- President Trump announces new, 50% tariff on Brazilian imports effective Aug. 1
- Levy is highest among nearly two dozen new trade fees announced this week
- Trump cites mistreatment of political ally, former Brazilian President Jair Bolsonaro, in tariff letter
President Donald Trump put Brazilian politics front-and-center Wednesday in a letter declaring a new 50% tariff on U.S. imports from the Latin American nation set to begin Aug. 1, citing mistreatment of longtime ally and former Brazilian President Jair Bolsonaro.
Trump argues Bolsonaro, the de facto head of Brazil’s political right, who is currently on trial for an alleged coup attempt carried out in 2023 against current Brazilian President Luiz Inácio Lula da Silva, was a respected leader who has since become the victim of a political “witch hunt.”
“I knew and dealt with former President Jair Bolsonaro, and respected him greatly, as did most other Leaders of Countries,” Trump wrote in a letter to da Silva posted to Truth Social. “The way that Brazil has treated former President Bolsonaro, a Highly Respected Leader throughout the World during his Term, including by the United States, is an international disgrace. This Trial should not be taking place. It is a Witch Hunt that should end IMMEDIATELY!”
Brazil levy highest in raft of new tariffs

The 50% trade levy on Brazilian goods is the highest among nearly two dozen new tariff declarations Trump issued this week. On Monday, the president also announced an extension of the pause on reciprocal tariffs announced in April that were due to kick in on Wednesday. Those levies will now go into effect on Aug. 1 along with the newly announced trade fees, which in most cases closely match the reciprocal levies in Trump’s so-called “Liberation Day” decree earlier this year.
The tariff letter to da Silva stood out from this week’s other tariff pronouncements, also shared by Trump in screen shots posted to social media, that followed a format primarily focused on trade issues. Beside arguing that Bolsonaro, who served one term as Brazil’s president before losing to da Silva in the 2022 general election, was being mistreated, Trump also pointed to earlier, temporary Brazilian bans on U.S. social media platforms as further justification for the new tariff rate.

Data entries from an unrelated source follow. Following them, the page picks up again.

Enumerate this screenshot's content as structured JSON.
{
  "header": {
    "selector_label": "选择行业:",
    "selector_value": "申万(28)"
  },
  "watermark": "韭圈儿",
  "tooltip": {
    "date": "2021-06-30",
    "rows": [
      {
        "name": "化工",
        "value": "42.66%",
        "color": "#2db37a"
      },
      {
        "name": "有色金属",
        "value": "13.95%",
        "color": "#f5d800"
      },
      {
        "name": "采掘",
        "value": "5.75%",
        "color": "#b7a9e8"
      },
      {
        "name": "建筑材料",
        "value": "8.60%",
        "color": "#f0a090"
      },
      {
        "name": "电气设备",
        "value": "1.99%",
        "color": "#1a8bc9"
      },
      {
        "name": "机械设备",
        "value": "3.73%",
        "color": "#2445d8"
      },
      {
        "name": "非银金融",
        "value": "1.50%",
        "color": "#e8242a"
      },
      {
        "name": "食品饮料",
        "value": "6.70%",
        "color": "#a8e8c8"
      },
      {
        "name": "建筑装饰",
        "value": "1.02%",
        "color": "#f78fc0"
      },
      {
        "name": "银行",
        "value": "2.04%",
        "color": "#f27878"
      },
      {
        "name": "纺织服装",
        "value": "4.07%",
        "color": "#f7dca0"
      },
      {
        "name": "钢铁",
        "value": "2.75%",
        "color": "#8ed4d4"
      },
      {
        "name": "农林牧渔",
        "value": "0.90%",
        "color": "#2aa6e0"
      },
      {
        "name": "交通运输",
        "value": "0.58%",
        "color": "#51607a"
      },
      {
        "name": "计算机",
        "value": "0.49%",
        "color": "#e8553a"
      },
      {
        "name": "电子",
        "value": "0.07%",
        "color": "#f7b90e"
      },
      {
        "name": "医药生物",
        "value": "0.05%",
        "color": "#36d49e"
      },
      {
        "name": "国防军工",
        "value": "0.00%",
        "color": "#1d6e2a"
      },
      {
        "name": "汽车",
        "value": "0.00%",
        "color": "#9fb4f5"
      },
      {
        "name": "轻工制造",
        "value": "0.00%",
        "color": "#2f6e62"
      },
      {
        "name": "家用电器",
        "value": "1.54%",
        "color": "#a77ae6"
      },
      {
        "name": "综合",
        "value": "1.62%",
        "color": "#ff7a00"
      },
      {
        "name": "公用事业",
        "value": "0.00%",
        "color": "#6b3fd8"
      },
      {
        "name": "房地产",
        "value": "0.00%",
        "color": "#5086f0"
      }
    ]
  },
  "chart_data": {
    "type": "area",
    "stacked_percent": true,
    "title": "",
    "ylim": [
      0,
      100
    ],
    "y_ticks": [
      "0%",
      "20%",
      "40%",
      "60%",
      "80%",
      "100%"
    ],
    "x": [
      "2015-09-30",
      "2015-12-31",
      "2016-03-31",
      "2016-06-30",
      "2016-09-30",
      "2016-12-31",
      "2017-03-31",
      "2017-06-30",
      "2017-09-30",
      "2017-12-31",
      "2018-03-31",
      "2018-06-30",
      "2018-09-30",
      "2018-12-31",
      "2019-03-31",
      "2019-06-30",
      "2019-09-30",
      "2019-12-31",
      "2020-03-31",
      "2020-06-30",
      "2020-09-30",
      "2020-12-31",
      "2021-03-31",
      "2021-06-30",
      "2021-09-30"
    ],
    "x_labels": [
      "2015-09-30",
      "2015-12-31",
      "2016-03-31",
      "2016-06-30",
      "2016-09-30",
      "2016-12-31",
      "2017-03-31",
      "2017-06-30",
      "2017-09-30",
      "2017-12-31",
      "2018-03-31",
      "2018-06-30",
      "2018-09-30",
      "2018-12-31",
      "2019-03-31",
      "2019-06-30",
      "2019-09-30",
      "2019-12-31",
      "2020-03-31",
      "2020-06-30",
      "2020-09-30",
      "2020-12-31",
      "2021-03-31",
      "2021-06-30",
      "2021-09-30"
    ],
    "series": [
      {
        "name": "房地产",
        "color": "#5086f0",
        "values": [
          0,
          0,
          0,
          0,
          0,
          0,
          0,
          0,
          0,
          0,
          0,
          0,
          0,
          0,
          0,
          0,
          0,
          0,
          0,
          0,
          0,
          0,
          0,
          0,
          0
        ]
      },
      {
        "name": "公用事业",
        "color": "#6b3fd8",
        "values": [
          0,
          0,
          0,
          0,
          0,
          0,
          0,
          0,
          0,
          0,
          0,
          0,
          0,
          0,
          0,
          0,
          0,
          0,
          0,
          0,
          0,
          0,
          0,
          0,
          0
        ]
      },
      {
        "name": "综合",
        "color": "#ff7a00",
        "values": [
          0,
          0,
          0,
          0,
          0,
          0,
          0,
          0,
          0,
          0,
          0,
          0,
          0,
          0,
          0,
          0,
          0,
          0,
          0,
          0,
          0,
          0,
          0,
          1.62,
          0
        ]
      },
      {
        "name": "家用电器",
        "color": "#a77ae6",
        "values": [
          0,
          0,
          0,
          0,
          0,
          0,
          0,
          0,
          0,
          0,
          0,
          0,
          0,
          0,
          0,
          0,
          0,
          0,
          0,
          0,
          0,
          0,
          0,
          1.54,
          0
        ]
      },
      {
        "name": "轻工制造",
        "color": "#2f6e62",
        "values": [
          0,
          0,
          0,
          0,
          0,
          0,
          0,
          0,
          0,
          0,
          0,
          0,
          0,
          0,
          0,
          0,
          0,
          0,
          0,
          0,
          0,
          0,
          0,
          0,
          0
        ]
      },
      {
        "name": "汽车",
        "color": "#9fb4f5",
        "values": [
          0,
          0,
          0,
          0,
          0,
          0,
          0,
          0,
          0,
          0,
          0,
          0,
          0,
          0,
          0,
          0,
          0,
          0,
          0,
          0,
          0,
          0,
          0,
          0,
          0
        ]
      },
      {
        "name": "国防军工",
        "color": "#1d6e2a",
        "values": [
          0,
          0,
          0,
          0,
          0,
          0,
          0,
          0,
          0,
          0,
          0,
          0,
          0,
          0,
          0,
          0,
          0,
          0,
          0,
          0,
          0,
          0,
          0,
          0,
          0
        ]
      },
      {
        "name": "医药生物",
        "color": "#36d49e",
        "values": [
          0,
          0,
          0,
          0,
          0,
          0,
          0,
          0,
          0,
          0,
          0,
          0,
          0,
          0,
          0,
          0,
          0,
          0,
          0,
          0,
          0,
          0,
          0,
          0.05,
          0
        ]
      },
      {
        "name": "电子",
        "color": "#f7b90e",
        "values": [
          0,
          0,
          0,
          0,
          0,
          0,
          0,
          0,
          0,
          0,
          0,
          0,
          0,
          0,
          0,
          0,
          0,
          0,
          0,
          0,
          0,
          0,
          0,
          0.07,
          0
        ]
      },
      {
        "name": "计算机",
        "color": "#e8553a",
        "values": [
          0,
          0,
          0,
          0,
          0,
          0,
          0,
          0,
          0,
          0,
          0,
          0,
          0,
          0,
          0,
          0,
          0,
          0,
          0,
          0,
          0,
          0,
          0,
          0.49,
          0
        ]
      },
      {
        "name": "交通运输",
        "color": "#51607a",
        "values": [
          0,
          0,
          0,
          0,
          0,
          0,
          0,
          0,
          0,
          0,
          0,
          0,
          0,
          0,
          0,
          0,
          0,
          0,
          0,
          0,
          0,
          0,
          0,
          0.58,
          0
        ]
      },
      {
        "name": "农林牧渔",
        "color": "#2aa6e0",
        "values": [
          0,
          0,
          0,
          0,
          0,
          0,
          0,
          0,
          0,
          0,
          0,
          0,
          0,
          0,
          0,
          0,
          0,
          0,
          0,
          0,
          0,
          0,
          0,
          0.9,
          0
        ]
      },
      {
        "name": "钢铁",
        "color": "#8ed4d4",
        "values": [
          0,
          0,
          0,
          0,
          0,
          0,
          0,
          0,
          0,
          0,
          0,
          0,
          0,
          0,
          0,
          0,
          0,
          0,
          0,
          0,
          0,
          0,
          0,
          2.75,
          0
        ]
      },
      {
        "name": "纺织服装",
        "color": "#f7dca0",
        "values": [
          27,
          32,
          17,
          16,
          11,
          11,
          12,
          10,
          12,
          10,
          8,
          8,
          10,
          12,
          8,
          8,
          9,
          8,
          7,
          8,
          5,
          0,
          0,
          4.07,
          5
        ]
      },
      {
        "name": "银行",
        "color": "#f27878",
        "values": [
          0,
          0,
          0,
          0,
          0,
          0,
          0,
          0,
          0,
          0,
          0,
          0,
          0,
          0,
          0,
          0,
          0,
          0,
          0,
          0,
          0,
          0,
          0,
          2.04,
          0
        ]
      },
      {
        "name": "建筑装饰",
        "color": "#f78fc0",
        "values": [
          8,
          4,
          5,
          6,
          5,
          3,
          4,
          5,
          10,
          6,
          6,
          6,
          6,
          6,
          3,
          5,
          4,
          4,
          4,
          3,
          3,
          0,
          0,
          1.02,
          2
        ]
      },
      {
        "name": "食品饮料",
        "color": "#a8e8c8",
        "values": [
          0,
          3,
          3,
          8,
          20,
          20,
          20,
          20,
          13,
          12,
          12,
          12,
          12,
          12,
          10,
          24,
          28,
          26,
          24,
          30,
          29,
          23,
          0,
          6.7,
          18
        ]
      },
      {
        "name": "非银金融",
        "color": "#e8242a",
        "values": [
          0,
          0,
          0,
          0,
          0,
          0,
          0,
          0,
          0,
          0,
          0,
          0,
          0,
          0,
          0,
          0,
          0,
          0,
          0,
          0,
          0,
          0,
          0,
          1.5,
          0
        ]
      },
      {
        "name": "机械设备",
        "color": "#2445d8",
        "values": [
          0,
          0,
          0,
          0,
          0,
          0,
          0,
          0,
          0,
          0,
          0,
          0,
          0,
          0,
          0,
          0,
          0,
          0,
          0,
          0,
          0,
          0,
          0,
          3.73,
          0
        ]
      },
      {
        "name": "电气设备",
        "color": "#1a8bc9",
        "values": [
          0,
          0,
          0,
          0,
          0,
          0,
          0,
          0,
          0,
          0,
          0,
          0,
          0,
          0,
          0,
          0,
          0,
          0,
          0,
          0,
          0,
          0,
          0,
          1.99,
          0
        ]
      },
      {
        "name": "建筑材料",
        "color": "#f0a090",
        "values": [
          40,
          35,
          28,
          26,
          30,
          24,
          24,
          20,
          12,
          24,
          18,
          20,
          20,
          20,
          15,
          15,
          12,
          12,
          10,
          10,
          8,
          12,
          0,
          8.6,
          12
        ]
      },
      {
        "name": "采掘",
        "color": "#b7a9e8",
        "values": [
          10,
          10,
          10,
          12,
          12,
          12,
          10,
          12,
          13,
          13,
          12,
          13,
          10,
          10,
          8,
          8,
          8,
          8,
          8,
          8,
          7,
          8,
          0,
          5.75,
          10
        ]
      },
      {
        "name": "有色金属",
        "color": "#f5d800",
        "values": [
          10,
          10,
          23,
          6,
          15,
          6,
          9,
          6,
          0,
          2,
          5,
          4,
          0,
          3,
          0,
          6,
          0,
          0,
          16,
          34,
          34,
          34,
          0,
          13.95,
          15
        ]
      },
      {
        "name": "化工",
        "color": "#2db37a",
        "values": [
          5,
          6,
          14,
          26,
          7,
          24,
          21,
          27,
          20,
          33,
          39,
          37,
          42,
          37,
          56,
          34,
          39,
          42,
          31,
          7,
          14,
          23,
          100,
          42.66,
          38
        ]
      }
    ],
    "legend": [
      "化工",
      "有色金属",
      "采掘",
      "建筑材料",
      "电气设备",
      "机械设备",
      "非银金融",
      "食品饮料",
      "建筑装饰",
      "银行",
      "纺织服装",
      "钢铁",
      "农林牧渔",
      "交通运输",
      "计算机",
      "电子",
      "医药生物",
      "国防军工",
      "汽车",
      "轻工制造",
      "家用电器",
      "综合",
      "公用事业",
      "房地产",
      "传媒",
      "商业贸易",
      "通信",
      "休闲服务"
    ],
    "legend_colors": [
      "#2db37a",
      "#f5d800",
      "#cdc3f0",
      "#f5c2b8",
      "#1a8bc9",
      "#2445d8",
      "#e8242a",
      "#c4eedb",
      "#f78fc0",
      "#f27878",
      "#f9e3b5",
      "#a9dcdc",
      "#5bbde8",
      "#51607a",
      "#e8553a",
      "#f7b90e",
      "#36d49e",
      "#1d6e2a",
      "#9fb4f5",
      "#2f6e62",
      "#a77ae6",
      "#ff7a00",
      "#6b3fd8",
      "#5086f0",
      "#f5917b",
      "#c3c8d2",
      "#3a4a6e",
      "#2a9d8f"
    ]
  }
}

In a posting to X on Wednesday, President da Silva pushed back against Trump’s apparent attempt to use trade policy to impact the legal proceedings against Bolsonaro.
“Brazil is a sovereign nation with independent institutions and will not accept any form of tutelage,” da Silva wrote. “The judicial proceedings against those responsible for planning the coup d’état fall exclusively under the jurisdiction of Brazil’s Judicial Branch and, as such, are not subject to any interference or threats that could compromise the independence of national institutions.”
In addition to Trump’s political messaging in the tariff letter to Brazil, the new levy proclamation stands out from the other tariffs issued this week in that Brazil is the only country in the group that currently has a trade deficit with the U.S. The country is the 16th-largest U.S. trading partner and the two countries conducted some $92 billion in trade last year. But 2024 also saw U.S. export volumes to Brazil exceed imports by $7.4 billion, according to data from the trade representative’s office cited in a Wall Street Journal report.
Trump and Bolsonaro’s personal connection
Trump and Bolsonaro met during the U.S. president’s first term in office and have remained allies since that time. On January 8, 2023, a week after da Silva’s inauguration, thousands of Bolsonaro supporters stormed government buildings in Brazil’s capital in what federal investigators say was an attempted coup.
Earlier this year, a five-judge Brazilian Supreme Court panel voted unanimously to move forward with a trial for the former president and a group of alleged co-conspirators following a federal investigation that claimed it had uncovered evidence that there was “a criminal organization” which had “acted in a coordinated manner” to keep then-President Bolsonaro in power, according to a BBC report.
In a social media posting ahead of Wednesday’s tariff announcement, Trump argued for Bolsonaro’s innocence.
“Brazil is doing a terrible thing on their treatment of former President Jair Bolsonaro,” Trump wrote in a Monday posting on Truth Social. “I have watched, as has the World, as they have done nothing but come after him, day after day, night after night, month after month, year after year! He is not guilty of anything, except having fought for THE PEOPLE.”